Talk to Your Boss About Workplace Accommodations
Many employees worry about appearing less committed to their jobs when they return to school. Some even conceal their continuing education from their employers. An educated employee is a great asset, however, even when your education isn’t directly related to your field. Tell your boss of your plans ahead of time so you can answer any questions and address any concerns. Then ask about programs and accommodations your office offers to continuing learners. You may be able to get partial tuition reimbursement or negotiate a more flexible schedule that includes teleworking.
Choose a Schedule That Works with Your Life
Taking a single class at a time allows you to invest deeply in your own education, get to know your professor, and befriend other students. Even with just a single class a semester, however, some adult learners struggle. These time management strategies can help you better balance the competing demands you face:
- Avoid needless gaps in your schedule. If you drive 45 minutes from work to school and then have to spend another hour on campus waiting for classes to begin, that’s a lot of time you could have spent doing something else. Try to align your schedule such that you go straight from school to work or work to school.
- Know yourself. Do you do your best work in the afternoon? Are you exhausted in the evenings? Happiest in the mornings? Plan a schedule that works with your body’s natural fluctuations.
- Anticipate that everything will take longer than you expect. You might struggle with a specific class or have more homework than you hope. Work a cushion into your schedule.
- Try to carve out at least one day a week that’s relatively unscheduled. This may be your only chance to spend time with the kids, catch up on housework, and dive deeply into the topics you’re studying at school.
- Don’t underestimate the value of extracurricular activities. Advocacy groups, campus clubs, and online discussion groups can help you make career connections and better understand the material you’re tackling in class.
Budget Your Time
Your time is a valuable asset. Don’t waste it on things that don’t matter. Make a schedule that budgets your time just like you budget your money. Trim the fat—the wasteful phone calls, the errands you don’t really need to run, the time with “friends” you don’t really like. Zealously guard your time like the precious resource it is. Spend some time each week mindfully thinking about how you intend to spend the coming days, then envisioning your plan and writing (or typing) it down somewhere.

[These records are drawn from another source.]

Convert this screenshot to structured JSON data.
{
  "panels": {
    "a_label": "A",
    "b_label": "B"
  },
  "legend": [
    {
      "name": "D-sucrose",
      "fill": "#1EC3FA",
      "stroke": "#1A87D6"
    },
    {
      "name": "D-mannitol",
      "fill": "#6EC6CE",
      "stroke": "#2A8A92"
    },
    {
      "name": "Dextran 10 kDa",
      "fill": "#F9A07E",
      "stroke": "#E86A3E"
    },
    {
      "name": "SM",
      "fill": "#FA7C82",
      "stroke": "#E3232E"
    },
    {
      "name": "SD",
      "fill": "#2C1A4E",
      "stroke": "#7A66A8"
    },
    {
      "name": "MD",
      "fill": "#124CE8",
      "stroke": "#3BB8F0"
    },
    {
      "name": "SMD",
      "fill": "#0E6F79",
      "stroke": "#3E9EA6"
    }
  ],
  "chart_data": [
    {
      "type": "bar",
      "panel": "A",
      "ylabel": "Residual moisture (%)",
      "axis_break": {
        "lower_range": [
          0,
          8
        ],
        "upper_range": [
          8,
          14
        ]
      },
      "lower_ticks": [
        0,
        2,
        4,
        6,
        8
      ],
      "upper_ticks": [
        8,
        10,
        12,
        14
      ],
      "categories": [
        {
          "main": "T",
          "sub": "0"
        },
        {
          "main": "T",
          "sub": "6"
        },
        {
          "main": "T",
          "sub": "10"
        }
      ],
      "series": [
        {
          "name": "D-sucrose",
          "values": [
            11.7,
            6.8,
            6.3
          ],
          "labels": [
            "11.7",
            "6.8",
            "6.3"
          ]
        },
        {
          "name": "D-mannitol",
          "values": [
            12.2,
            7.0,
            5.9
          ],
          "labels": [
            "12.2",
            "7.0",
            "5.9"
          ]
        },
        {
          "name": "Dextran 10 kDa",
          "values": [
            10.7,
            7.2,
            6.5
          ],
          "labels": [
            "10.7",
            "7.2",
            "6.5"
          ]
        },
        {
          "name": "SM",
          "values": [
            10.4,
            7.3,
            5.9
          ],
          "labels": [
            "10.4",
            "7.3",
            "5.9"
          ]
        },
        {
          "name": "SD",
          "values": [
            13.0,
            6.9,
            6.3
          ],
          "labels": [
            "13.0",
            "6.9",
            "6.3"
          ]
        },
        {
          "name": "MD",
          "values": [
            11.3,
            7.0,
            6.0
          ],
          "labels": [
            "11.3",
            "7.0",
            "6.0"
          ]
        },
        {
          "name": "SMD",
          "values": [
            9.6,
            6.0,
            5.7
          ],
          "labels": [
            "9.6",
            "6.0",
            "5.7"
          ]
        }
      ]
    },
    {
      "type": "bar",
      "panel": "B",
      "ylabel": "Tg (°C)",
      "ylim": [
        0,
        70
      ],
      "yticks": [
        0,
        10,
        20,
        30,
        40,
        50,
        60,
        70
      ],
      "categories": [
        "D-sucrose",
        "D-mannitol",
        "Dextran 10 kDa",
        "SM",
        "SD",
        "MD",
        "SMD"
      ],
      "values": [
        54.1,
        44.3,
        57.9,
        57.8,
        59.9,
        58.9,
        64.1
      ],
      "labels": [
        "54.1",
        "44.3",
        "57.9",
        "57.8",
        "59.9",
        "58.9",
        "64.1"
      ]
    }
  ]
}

Everyone is tired of hearing about self-care. But you hear so much about it because it’s so important. Self-care means different things at different times. Sometimes it’s making a doctor’s appointment or a healthy meal. Sometimes it’s going for a walk with your dog or spending the afternoon playing with your kids. You are a complex being with many needs—physical, spiritual, psychological, intellectual, financial, and more. Self-care is about identifying unmet needs and then carving out time to address them. You can’t succeed if you don’t tend to your most valuable resource: yourself.